As if our magnificent trees didn’t have enough problems, they’re now being threatened by our emails.
When they’re not being assailed by some foreign bug or moth, there’s often a council official looking for an excuse to cut them down.
Now researchers say radiation from wi-fi networks that enable our burgeoning online communications may be their latest enemy.
Research in Holland showed that trees that were planted in close proximity to a wireless router suffered from damaged bark and dying leaves.
The alarming study will raise fears that Wi-Fi radiation may also be having an effect on the human body and will lend weight to parents and teachers who have campaigned to stop wireless routers being installed in schools.
The city of Alphen aan den Rijn, in the West of the country, ordered the study five years ago after officials found unexplained abnormalities on trees which they did not believe had been caused by any known viral infection.
The researchers took 20 ash trees and exposed them to various kinds of radiation for three months.
The trees were exposed to six sources of radiation with frequencies ranging from 2412 to 2472 MHz and a power of 100 mW at a distance of just 20 inches.
Trees placed closest to the Wi-Fi radio developed a ‘lead-like shine’ on their leaves that was caused by the dying of the upper and lower epidermis.
This would eventually result in the death of parts of the leaves, the study found.
Researchers also discovered that Wi-Fi radiation could slow the growth of corn cobs.
In the Netherlands, about 70 per cent of all trees in urban areas show the same symptoms, compared with only 10 per cent five years ago, the study found. Trees in densely forested areas are not affected.
The scientists behind the research, which has not yet been published, said that further studies were needed to confirm whether it was Wi-Fi radiation that was to blame for the trees’ condition.
And the Dutch health agency has issued a statement which reads: ‘The researcher from Wageningen University indicates that these are initial results and that they have not been confirmed in a repeat survey.
‘He warns strongly that there are no far-reaching conclusions from its results.
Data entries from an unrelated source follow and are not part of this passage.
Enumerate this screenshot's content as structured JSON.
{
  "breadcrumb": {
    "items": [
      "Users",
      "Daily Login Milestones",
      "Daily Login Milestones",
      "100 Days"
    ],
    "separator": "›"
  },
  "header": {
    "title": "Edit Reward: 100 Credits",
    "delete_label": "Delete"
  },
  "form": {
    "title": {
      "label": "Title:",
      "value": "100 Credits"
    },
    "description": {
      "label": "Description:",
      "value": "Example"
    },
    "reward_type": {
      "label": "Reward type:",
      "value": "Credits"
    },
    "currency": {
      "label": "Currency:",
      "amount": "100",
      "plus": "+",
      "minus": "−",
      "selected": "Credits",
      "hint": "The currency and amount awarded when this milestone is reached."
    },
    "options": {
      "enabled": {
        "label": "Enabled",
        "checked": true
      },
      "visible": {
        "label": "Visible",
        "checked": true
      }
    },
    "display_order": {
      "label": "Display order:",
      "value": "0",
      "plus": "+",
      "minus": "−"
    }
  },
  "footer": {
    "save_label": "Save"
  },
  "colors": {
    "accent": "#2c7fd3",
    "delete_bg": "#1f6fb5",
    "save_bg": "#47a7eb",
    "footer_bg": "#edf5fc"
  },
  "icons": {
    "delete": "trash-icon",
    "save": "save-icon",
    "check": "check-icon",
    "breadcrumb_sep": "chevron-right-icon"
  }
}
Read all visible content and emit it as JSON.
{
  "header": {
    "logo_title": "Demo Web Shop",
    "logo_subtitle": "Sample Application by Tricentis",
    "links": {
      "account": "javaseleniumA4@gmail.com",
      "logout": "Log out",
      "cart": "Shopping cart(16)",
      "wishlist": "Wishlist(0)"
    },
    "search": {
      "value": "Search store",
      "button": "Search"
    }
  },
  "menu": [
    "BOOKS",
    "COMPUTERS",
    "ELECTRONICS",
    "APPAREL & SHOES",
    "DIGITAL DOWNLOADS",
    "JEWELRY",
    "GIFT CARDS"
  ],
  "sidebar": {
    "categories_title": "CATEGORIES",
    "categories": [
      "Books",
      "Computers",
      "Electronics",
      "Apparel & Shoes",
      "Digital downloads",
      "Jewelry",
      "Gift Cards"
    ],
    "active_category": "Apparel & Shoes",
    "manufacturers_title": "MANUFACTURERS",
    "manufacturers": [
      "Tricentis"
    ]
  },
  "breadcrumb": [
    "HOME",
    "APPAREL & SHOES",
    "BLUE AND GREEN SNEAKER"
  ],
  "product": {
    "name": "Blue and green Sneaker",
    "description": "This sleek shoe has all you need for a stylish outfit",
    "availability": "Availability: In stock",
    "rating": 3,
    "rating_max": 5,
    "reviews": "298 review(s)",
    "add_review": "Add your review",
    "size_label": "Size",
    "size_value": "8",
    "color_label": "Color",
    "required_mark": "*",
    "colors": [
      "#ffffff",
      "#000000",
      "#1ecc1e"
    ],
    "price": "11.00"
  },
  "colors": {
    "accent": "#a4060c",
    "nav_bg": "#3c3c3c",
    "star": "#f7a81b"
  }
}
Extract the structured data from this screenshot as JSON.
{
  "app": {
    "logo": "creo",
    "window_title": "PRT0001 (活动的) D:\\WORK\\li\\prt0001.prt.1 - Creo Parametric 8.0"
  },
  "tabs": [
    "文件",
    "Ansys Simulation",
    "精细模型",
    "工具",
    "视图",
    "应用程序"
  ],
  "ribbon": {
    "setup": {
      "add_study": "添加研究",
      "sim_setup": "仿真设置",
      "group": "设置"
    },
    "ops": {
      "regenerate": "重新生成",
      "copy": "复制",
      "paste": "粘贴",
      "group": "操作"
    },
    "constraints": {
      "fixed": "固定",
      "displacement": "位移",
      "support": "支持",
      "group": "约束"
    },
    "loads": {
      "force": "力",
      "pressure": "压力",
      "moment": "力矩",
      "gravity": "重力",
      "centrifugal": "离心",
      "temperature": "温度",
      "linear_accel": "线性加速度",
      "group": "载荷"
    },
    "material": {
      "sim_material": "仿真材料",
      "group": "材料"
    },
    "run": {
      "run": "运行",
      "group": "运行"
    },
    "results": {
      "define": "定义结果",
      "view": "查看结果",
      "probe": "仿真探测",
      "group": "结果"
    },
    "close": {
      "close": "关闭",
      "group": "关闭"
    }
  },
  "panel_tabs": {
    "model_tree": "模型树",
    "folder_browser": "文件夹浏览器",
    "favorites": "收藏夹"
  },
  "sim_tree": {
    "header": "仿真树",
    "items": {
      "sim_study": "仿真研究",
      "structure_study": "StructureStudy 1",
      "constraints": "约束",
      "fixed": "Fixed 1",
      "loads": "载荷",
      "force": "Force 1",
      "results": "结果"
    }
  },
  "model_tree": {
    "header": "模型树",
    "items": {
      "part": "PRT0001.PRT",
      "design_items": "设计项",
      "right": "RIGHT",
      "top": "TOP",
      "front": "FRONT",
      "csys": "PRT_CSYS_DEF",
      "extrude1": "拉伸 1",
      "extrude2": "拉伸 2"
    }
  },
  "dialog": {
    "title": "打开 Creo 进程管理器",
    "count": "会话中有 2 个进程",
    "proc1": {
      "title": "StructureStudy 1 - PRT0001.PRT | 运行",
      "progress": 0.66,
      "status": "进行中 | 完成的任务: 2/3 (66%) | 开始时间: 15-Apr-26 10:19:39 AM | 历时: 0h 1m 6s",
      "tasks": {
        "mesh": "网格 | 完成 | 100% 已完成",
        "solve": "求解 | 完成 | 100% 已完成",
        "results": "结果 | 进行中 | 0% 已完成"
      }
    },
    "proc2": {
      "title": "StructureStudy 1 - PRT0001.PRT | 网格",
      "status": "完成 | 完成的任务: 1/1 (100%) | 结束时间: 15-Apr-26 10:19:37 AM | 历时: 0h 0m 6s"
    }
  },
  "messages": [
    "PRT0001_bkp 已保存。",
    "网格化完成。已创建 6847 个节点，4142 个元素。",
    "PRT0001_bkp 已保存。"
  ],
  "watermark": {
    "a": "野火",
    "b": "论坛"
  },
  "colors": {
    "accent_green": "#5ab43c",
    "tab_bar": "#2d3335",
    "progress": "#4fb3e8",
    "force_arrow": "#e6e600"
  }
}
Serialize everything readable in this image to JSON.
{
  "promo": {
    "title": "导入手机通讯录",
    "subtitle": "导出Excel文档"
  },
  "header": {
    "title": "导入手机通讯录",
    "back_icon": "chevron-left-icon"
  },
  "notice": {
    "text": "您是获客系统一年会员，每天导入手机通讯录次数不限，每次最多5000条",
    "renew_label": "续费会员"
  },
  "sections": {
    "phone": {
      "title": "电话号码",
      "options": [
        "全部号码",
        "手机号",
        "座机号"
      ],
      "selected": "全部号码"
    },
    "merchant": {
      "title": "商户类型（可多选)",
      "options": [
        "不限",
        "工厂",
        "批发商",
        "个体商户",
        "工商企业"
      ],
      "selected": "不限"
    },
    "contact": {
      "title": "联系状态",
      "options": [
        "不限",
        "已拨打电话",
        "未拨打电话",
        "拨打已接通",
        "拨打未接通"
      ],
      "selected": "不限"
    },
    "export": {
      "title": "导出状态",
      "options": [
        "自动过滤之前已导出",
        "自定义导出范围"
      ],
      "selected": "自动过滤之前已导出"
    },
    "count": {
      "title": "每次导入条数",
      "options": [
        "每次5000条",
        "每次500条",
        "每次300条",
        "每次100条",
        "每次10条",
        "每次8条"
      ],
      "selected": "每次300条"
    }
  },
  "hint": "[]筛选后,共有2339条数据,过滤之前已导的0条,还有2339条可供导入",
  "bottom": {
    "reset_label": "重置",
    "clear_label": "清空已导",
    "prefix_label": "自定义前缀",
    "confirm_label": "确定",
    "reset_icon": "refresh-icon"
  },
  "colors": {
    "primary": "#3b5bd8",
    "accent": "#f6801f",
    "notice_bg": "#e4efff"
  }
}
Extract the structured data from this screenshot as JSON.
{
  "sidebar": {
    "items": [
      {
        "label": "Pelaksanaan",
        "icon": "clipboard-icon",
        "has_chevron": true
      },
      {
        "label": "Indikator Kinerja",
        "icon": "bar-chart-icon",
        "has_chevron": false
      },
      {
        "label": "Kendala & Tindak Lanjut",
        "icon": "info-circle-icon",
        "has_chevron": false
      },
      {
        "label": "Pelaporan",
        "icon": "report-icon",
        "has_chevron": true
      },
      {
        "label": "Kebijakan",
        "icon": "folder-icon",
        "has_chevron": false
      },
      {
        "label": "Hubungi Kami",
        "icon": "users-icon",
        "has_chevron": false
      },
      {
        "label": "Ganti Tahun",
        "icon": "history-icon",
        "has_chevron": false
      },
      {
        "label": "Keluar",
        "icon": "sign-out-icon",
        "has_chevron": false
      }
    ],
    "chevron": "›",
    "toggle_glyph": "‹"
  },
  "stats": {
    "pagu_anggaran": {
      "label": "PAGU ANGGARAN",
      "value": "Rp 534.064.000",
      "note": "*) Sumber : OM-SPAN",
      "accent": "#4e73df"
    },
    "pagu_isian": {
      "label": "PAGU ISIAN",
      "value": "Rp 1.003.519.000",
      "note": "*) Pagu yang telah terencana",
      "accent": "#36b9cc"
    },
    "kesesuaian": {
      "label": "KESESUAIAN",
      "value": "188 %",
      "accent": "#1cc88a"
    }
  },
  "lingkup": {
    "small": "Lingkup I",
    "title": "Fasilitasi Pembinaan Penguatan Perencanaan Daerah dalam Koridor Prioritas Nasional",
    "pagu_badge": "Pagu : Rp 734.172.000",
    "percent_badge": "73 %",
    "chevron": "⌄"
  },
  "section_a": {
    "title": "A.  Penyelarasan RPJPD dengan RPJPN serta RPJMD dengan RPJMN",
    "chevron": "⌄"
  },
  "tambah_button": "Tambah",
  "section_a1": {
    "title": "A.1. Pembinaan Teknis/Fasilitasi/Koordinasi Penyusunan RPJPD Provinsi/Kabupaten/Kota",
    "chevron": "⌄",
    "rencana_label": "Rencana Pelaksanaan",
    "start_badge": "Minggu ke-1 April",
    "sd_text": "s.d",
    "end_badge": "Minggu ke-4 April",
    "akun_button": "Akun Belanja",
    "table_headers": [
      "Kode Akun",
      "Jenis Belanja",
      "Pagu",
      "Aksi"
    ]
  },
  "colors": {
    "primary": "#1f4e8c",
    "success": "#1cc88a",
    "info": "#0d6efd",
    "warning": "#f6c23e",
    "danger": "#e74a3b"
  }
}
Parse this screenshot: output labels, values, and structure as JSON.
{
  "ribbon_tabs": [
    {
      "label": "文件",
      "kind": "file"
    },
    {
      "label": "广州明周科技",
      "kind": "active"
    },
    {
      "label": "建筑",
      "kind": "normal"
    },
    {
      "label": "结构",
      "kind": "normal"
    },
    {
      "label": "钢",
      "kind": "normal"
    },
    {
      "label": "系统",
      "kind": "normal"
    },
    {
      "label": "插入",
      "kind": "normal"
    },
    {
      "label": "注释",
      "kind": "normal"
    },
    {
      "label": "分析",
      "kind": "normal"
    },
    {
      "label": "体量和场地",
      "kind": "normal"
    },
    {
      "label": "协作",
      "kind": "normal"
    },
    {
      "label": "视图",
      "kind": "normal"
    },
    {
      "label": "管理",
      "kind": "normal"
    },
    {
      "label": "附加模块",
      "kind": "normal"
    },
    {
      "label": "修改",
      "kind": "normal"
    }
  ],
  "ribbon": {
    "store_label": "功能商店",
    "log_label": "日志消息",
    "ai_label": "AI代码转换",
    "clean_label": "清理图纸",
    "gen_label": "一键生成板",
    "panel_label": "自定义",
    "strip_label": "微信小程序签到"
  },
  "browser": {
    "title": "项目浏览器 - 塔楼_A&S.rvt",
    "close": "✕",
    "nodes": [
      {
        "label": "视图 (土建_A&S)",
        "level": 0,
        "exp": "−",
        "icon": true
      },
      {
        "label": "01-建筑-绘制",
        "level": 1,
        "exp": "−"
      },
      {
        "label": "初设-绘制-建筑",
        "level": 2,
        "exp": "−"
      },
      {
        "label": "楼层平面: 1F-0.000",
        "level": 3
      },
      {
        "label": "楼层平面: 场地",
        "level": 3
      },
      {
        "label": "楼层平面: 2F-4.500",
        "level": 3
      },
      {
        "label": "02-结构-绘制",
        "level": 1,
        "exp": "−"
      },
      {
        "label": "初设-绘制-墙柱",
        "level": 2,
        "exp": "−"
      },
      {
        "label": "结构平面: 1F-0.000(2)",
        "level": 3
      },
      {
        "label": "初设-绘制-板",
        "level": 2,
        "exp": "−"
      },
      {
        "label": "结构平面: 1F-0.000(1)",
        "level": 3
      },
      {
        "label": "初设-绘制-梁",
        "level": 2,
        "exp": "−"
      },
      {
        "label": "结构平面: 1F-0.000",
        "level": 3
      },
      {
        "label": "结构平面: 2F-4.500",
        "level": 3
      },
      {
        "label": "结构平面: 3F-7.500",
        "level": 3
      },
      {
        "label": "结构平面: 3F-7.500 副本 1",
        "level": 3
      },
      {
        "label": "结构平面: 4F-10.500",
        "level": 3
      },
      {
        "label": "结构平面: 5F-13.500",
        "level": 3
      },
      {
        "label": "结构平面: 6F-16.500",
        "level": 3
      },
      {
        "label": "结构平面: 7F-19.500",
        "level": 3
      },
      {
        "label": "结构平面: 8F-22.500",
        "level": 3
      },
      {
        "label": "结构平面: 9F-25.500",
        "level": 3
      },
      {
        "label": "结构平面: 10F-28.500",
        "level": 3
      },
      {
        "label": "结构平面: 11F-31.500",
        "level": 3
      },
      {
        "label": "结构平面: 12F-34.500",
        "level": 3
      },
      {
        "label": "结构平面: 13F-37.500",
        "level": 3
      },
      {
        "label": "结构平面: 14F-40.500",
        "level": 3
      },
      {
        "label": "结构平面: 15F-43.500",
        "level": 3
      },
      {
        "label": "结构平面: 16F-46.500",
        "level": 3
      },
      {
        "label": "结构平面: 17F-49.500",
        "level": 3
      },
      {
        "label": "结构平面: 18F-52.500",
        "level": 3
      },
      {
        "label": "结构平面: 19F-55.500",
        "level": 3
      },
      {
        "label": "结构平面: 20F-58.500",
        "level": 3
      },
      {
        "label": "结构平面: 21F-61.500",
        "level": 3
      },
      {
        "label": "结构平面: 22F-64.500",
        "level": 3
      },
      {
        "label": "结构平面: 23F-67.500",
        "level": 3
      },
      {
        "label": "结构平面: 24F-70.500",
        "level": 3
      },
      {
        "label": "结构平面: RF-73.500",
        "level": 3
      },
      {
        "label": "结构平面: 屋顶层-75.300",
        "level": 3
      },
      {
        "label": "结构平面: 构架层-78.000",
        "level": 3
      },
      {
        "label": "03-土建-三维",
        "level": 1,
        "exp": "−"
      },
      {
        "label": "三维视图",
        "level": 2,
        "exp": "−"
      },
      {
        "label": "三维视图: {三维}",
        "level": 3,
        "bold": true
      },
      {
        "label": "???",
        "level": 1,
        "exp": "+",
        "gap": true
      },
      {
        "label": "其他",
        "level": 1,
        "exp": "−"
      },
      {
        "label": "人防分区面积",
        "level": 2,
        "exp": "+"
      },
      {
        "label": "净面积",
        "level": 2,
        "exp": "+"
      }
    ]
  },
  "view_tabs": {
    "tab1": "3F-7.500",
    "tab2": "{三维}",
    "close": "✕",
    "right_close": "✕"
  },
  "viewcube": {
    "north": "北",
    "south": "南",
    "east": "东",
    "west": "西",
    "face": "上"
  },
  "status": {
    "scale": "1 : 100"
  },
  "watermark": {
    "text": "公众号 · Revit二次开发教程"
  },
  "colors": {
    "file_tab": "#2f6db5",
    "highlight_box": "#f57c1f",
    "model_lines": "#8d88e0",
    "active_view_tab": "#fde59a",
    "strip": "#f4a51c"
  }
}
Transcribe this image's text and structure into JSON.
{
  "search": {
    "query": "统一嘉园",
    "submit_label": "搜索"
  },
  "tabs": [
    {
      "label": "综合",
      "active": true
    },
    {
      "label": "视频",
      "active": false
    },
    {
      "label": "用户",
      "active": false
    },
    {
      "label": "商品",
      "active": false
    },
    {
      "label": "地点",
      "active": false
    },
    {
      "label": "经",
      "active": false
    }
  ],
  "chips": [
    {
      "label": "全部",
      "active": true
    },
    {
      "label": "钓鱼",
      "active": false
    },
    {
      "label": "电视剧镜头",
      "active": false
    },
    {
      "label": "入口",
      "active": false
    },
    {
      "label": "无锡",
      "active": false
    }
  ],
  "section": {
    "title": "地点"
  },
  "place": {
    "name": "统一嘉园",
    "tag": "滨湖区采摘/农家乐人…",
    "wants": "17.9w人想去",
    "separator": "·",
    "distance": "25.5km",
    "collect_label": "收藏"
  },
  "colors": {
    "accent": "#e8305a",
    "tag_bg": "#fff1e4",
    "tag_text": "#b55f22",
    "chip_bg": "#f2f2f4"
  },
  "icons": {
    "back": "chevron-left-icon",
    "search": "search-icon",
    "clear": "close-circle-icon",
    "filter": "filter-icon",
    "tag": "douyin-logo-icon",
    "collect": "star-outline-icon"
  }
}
Based on the information now available it cannot be concluded that the WiFi radio signals leads to damage to trees or other plants.’
Other scientists have expressed scepticism at the study’s preliminary results.
Dr Michael Clark, from the Health Protection Agency, said: 'This work has not been published in science journals so we don’t have any details of the study.
'We therefore have to treat the claims with some scepticism and strictly HPA only deals with public health.
'Nevertheless we note that last year there were claims in news media and on websites that WiFi and mobile phone signals were affecting bee colonies.
'Published scientific studies have shown that fungal and viral infections are the most likely causes of bee colony decline.
Marvin Ziskin, a professor of radiology and medical physics at Temple University in the U.S. said: 'Stuff like this has been around a long time . . . there's nothing new about Wi-Fi emissions. Scientifically there's no evidence to support that these signals are a cause for concern.’
The study is to be the subject of a conference in Holland in February next year.
In 2007 a BBC Panorama documentary found that radiation levels from Wi-Fi in one school was up to three times the level of mobile phone mast radiation.
The readings were 600 times below the government's safety limits but sparked a furious discussion about whether Wi-Fi networks should be installed in schools.
The chairman of the Health Protection Agency called for a review of Wi-Fi in public places in the wake of the programme. A report on the findings is expected next year.